The poem “My Grandmother Comes to Ellis Island: 1923,” which is your imagining of your grandmother’s first perceptions upon arrival in America, is one of my favorites. It’s heartbreaking and timely. She emigrated to America and left her baby behind, never to see him again—the kind of family fracturing that is a painful feature of the immigrant experience. What was the initial spark for this poem?

I’m interested in family fracturing and healing, especially when the healing takes more than one generation. I’m interested in how we carry trauma in our DNA, how we carry the stories of those who have gone before us literally in our bodies. In that way, we are all immigrants, slaves or refugees (unless we are Native American) as nearly every immigrant/slave/refugee carries trauma. I worry as a country we are losing our compassion, that we are losing sight of that. I’ve been researching my extended family and trying to write about each ancestor. My next book will have more of these stories.

In “Adherence: A Cycle of Sonnets,” you find inspiration in green grime at the bottom of the Mineral School toilets. That’s an unusual place to get inspired! Where else in an old school do you find inspiration?

Anything that catches my eye! I definitely write from a position of discovery: I don’t know what I will write about until I write it. Of that sonnet series, each sonnet took an entire day. I started with the last line of the previous sonnet. I hoped for a crown, but am happy with the four. I did not know I would explore spiritual struggle with the patriarchal paradigm until I was nearly done.

I collect words wherever I can if my writing is flat. I write every day but sometimes I just make word lists. I go to bookstores and look at titles. I love to just wander and see what image draws me, what words draw me. Sometimes I see a word I have to look up. Or a word and I like the taste of that word on my tongue. Those words often show up in my poems later.

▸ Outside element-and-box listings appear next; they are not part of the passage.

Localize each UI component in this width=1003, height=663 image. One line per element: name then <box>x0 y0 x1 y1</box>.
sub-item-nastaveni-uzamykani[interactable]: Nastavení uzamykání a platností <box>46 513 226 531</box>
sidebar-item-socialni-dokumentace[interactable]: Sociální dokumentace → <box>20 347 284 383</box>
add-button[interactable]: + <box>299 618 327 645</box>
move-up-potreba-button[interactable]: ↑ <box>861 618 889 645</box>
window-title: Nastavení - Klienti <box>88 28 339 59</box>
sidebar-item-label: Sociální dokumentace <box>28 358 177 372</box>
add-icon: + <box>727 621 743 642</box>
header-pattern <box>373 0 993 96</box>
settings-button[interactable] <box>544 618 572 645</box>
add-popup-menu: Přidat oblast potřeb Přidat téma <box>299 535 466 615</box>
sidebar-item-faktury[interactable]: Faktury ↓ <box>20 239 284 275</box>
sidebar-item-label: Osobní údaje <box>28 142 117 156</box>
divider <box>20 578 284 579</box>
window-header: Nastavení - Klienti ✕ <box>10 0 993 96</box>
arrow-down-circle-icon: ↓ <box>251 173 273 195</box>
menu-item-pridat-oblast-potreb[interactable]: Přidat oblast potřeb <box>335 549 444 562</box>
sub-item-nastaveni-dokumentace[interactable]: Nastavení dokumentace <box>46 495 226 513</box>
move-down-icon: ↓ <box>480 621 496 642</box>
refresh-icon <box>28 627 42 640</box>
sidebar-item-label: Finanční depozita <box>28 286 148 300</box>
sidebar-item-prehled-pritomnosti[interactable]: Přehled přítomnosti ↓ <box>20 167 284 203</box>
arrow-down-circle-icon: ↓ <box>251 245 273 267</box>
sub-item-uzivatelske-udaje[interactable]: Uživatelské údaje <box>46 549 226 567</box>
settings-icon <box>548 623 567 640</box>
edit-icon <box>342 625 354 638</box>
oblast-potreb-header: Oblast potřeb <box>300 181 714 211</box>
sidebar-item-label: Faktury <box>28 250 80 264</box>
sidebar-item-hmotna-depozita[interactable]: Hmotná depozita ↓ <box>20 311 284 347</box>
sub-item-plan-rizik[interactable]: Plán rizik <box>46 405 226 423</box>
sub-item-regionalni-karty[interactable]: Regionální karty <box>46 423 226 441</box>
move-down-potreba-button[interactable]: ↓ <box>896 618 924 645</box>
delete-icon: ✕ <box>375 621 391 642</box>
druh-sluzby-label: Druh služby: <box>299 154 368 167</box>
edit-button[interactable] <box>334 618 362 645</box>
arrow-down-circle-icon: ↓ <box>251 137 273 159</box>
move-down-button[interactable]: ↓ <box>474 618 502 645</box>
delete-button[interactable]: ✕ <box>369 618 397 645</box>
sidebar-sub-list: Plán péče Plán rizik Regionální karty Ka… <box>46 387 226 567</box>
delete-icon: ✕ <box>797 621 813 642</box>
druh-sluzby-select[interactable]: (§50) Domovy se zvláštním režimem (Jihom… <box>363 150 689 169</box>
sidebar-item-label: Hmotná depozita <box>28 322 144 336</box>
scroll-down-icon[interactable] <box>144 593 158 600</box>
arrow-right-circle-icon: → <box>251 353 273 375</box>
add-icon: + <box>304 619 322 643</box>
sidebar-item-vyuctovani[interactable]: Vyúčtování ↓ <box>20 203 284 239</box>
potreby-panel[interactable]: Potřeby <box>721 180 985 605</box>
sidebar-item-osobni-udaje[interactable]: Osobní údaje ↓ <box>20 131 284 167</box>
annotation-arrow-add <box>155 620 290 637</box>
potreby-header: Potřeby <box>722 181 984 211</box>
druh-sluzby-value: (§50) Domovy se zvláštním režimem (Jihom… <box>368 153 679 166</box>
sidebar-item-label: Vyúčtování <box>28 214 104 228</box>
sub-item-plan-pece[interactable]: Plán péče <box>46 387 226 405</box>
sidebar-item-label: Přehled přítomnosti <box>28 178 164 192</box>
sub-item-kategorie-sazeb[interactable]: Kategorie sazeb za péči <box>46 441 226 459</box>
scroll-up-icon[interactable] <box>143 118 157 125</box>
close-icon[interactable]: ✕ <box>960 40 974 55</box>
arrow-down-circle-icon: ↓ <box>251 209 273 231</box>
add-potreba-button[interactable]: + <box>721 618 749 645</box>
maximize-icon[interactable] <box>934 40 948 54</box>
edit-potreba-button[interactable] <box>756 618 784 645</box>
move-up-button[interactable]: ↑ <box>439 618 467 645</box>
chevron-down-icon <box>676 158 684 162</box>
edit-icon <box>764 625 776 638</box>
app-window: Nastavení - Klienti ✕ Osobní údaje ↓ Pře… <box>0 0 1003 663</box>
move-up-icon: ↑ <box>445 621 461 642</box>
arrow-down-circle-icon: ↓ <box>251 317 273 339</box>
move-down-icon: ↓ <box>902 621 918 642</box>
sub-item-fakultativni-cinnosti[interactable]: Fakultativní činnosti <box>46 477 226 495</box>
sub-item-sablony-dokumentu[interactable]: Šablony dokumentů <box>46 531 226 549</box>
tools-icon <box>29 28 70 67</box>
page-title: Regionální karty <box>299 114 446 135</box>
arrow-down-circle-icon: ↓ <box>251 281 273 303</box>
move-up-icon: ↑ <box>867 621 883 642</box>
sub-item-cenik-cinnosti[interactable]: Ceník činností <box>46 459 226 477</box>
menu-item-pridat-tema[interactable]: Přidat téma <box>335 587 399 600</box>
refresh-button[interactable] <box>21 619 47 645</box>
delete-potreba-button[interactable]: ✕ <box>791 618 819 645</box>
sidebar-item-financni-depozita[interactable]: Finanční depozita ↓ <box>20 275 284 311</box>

What are you working on now and what should we be watching out for next?

I’m working on a translation of an Eastern European WWII poet who was a POW and wrote poems in his own blood. I will write poems in response, a poetic conversation across time and space, a project I’ve written a Fulbright application for and am waiting to hear back. I hope this will be my next book. I’ve started a social purpose organization, Fishplate Poetry that offers workshops and retreats while raising money for humanitarian aid, specifically Syrian refugees, which has been a blast. I may go to northern Iraq in Spring and teach a poetry workshop as well as parenting communication at a camp for survivors of the Yezidi genocide. I’m also working on starting a reading series on Bainbridge Island. That’s all. I’m a bit of an evangelist for poetry.

That’s Michele below with her residency-mates. From left to right: Olympia-based photographer Lou MacMillan, Michele,  Putsata, and Seattle artist and poet Clare Johnson.